The new "TOP500" list of the world's fastest supercomputers released November 12 named Titan, a new supercomputer at the U.S. Energy Department's Oak Ridge National Laboratory in Oak Ridge, Tennessee, the most powerful in the world.
Ten times more powerful than its predecessor, the Jaguar system, Titan will provide unprecedented computing power to accelerate scientific discoveries using technologies first developed for video game systems, the Energy Department said.
Scientists will use Titan's computing power for a wide range of research, including developing the next generation of materials used in manufacturing; for nuclear research to model the behavior of neutrons in nuclear power reactors; to model the combustion of fuels in internal combustion engines to improve engines for cars and trucks; and to simulate the atmosphere at new levels to help researchers better understand future air quality.

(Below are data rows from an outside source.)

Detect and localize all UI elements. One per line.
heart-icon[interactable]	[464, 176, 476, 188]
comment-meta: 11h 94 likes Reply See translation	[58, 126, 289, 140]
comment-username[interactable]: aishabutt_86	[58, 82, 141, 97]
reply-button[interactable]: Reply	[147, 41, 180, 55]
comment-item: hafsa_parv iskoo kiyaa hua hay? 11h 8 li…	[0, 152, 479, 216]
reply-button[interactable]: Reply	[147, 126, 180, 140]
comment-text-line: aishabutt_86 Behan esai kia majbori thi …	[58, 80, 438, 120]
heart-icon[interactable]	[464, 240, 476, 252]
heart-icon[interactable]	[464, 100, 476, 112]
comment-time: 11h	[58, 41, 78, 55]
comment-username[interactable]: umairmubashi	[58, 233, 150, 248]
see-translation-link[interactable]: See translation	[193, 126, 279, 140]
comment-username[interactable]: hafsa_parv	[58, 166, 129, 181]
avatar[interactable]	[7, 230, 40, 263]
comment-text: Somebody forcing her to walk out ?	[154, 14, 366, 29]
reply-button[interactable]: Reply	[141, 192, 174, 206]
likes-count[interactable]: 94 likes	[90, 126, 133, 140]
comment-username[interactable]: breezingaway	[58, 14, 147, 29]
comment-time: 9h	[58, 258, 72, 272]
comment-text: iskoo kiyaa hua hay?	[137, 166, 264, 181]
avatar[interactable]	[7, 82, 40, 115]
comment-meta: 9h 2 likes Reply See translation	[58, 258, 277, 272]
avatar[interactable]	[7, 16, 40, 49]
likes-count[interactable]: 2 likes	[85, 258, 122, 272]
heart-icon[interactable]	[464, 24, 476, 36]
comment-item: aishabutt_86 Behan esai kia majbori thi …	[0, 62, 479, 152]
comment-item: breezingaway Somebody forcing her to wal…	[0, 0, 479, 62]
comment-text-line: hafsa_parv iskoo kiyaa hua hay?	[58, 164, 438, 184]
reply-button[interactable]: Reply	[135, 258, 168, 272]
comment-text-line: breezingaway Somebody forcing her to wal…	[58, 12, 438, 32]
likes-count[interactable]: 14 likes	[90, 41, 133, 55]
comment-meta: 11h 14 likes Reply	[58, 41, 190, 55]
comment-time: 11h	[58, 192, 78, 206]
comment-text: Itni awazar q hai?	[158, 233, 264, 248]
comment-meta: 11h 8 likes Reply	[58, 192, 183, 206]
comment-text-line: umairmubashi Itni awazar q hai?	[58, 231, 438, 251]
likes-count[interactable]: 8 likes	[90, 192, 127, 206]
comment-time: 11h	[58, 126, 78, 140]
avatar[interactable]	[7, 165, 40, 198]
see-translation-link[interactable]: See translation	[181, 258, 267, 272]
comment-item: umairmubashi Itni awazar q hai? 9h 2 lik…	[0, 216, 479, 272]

Titan uses a combination of traditional central processing units (CPUs) and a family of processors called graphic processing units (GPUs) that were first created for computer gaming and have a unique capacity to perform the same operation simultaneously on multiple pieces of data, the Energy Department said.
Sixty-one science and engineering projects involving U.S. and international investigators were recently selected for access to 1.84 billion core processing hours on Titan and 2.83 billion hours on other Energy Department supercomputers.